Der Esperto präsentiert sich kompakt und elegant. Bei genauerem Hinsehen fällt dem Kenner aber sofort auf, dass nur eines an dem Gerät wirklich neu ist und von Tchibo stammt – nämlich das Kaffeebohnen-Logo an der Vorderseite.
Denn Severin hat schon im Jahr 2016 mit dem KV 8090 die Vorlage für den Tchibo-Automaten geliefert. Die beiden Geräte sind zu 100 Prozent baugleich. Tchibo präsentiert uns mit dem Esperto also ein „White Label“ – ein Produkt, das als Eigenmarke verkauft, aber von einem anderen Hersteller produziert wird.
Entwickelt haben die „Kaffee-Experten“ gar nichts. Und einen Kaffeevollautomaten auf eine Eigenmarke verschiedenster Bohnensorten abzustimmen, ist ein Ding der Unmöglichkeit.
Whitelabeln ist an sich nicht verkehrt. Aber dem Kunden eine Neuheit vorzugaukeln, die keine ist, schon. Ganz verkehrt ist, das Marketing dann noch so zu würzen, dass der Kunde meint, er könne das Gerät am besten nur mit Tchibo-Bohnen verwenden.
Diese etwas irreführende Werbung ist nicht nur ärgerlich, sondern auch völlig unnötig. Der Esperto Caffè ist schon durch sein schlankes Preisschild attraktiv. Er ist für euch in den meisten Shops erschwinglicher als das Original von Severin. Obendrein könnt ihr euch nochmal rund 50 Euro Rabatt holen, wenn ihr das Gerät direkt bei Tchibo unter Vorlage der Kundenkarte kauft – wenn ihr nichts gegen Tchibo-Werbung im Postkasten habt.
Ich starte also mit einem bitteren Marketing-Beigeschmack in den Test, will mir das Gerät aber unabhängig vom Vorgänger trotzdem genau ansehen.

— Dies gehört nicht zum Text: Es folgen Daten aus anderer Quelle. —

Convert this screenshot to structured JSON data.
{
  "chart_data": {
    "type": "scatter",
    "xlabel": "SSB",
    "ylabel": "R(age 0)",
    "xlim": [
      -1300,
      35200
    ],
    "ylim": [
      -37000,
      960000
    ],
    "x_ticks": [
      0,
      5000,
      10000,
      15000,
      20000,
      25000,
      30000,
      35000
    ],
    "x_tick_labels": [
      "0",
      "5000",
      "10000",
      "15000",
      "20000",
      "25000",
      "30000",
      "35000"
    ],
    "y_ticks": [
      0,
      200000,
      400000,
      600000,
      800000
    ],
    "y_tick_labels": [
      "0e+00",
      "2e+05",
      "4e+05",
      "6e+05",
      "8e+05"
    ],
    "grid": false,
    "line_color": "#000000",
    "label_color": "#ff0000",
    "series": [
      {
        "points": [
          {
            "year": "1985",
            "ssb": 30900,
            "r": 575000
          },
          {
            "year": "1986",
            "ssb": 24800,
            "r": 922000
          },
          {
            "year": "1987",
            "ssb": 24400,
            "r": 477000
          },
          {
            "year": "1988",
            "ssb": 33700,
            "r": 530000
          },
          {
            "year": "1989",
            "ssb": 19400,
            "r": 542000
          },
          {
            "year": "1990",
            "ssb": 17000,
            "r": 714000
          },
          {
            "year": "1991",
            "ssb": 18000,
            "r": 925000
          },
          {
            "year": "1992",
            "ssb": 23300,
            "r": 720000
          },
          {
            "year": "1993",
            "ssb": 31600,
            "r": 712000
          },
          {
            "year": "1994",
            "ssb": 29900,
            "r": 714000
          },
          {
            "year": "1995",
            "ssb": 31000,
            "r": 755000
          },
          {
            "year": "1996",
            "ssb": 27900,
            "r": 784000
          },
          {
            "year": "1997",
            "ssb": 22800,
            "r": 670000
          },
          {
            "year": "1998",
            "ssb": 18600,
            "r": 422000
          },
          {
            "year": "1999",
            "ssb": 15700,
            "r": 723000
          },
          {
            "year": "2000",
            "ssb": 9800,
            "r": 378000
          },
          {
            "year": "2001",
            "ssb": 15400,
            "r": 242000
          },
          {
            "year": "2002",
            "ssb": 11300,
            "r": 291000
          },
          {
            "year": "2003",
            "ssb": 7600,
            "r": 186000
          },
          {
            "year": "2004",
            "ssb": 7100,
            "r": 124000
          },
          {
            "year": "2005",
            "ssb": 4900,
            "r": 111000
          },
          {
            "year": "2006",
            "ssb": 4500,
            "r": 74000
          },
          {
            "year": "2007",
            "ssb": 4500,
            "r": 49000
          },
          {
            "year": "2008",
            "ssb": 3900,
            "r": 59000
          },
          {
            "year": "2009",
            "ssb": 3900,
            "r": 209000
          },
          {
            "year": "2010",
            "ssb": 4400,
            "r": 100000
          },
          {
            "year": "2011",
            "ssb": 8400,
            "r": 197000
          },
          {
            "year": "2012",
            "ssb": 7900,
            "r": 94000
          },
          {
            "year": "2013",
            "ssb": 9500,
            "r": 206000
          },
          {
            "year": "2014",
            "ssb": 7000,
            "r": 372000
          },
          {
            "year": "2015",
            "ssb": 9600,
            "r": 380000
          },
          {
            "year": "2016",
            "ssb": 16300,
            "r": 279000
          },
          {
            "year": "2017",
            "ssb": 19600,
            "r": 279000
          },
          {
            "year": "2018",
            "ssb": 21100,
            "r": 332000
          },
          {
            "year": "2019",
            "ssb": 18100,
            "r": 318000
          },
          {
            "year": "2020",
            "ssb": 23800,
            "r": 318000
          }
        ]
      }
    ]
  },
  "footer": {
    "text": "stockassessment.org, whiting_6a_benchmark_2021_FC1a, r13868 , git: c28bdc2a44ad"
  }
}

Dieses Video wurde uns freundlicherweise von coffeeness.de zur Verfügung gestellt
Der erste Eindruck: Viel Material für wenig Geld
Der kleine Esperto sieht nicht nur edel aus. Die hohe Menge an verbautem Edelstahl ist durchaus ungewöhnlich für die Preisklasse und verleiht dem Gerät einen hochwertigen Eindruck. Die überschaubaren Maße sorgen dafür, dass der Tchibo-Zwerg in jeder Küche Platz findet.
In seiner Funktionalität erinnert der Tchibo Esperto Caffè an den Melitta Caffeo Solo. Beide verzichten auf ein Milchschaumsystem und bieten mit Espresso, Crema und Americano drei klassische Getränke-Varianten eines Vollautomaten.
Sie sind für Puristen jedoch absolut ausreichend. Die minimalistische Funktionalität hat sogar einen Vorteil: Das schmale Display mit wenigen Touch-Symbolen ist übersichtlich und benutzerfreundlich.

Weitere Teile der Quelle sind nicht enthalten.